For the bar plot, I would group by the Major Category, and apply the median aggregate function on Median Salary. This would get me the top median salaries per major category.
recent_grads %>%
group_by(major_category) %>%
summarise()
## # A tibble: 16 x 1
## major_category
## <chr>
## 1 Agriculture & Natural Resources
## 2 Arts
## 3 Biology & Life Science
## 4 Business
## 5 Communications & Journalism
## 6 Computers & Mathematics
## 7 Education
## 8 Engineering
## 9 Health
## 10 Humanities & Liberal Arts
## 11 Industrial Arts & Consumer Services
## 12 Interdisciplinary
## 13 Law & Public Policy
## 14 Physical Sciences
## 15 Psychology & Social Work
## 16 Social Science
theme_set(theme_light())
#What are the highest earning majors?
As discussed in previous section, there is a lot of variation in Sample Sizes.

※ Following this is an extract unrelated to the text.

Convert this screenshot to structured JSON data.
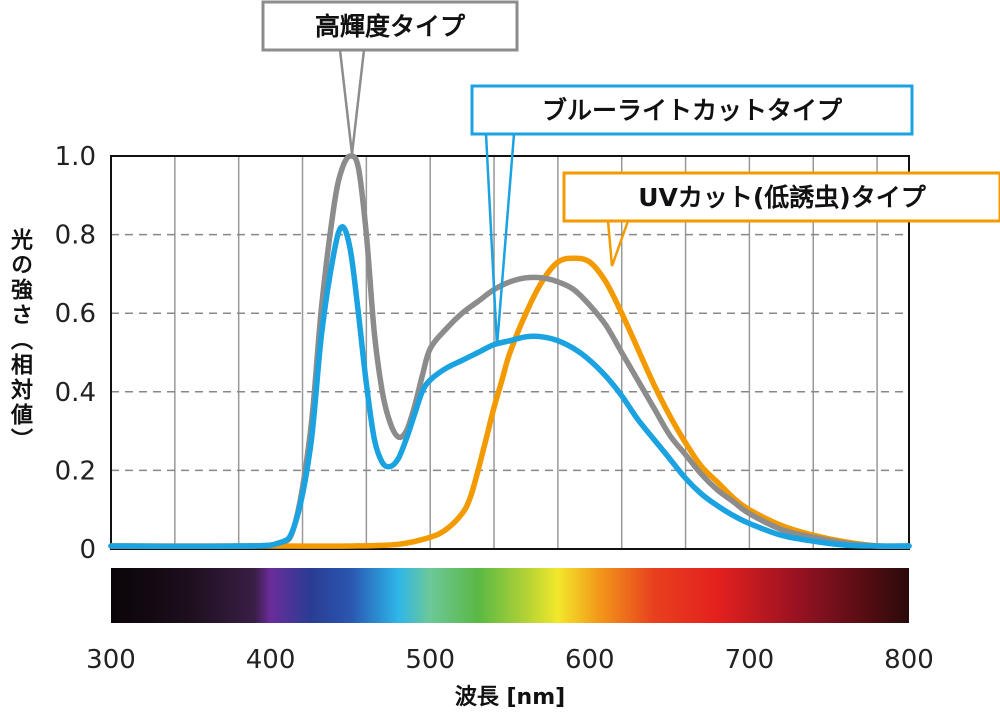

Hence, I will filter on Sample Size > 100 and sort by Median in descending order to get only the top 20 majors.
#Arrange by Gender
recent_grads %>%
filter(!is.na(total)) %>%
group_by(major_category) %>%
summarize(men = sum(men),
women = sum(women),
total = sum(total),
MedianSalary = sum(median * sample_size) / sum(sample_size)) %>%
mutate(ShareWomen = women / total) %>%
gather(gender,number,men,women)%>%
arrange(desc(ShareWomen))
## # A tibble: 32 x 6
## major_category total MedianSalary ShareWomen gender number
## <chr> <int> <dbl> <dbl> <chr> <int>
## 1 Health 463230 43694. 0.837 men 75517
## 2 Health 463230 43694. 0.837 women 387713
## 3 Education 559129 32364. 0.815 men 103526
## 4 Education 559129 32364. 0.815 women 455603
## 5 Psychology & Social Work 481007 31234. 0.796 men 98115
## 6 Psychology & Social Work 481007 31234. 0.796 women 382892
## 7 Interdisciplinary 12296 35000 0.771 men 2817
## 8 Interdisciplinary 12296 35000 0.771 women 9479
## 9 Communications & Journalism 392601 34738. 0.664 men 131921
## 10 Communications & Journalism 392601 34738. 0.664 women 260680
## # ... with 22 more rows
#How does gender breakdown relate to typical earnings?
## List of 1
## $ legend.postion: chr "none"
## - attr(*, "class")= chr [1:2] "theme" "gg"
## - attr(*, "complete")= logi FALSE
## - attr(*, "validate")= logi TRUE
#What is a ShareWomen and Average Salary Correlation?
majors_processed <- recent_grads %>%
arrange(desc(median)) %>%
mutate(major = str_to_title(major),
major = fct_reorder(major, median))
by_major_category <- majors_processed %>%
filter(!is.na(total)) %>%
group_by(major_category) %>%
summarize(men = sum(men),
women = sum(women),
total = sum(total),
MedianSalary = sum(median * sample_size) / sum(sample_size)) %>%
mutate(Sharewomen = women / total) %>%
arrange(desc(Sharewomen))
library(plotly)
## Warning: package 'plotly' was built under R version 4.1.3
##
## Attaching package: 'plotly'
## The following object is masked from 'package:ggplot2':
##
## last_plot
## The following object is masked from 'package:stats':
##
## filter
## The following object is masked from 'package:graphics':
##
## layout
g <- majors_processed %>%
mutate(major_category = fct_lump(major_category, 4)) %>%
ggplot(aes(sharewomen, median, color = major_category, size = sample_size, label = major)) +
geom_point() +
geom_smooth(aes(group = 1), method = "lm") +
scale_x_continuous(labels = percent_format()) +
scale_y_continuous(labels = dollar_format()) +
expand_limits(y = 0)
ggplotly(g)
## `geom_smooth()` using formula 'y ~ x'
## Warning: Removed 1 rows containing non-finite values (stat_smooth).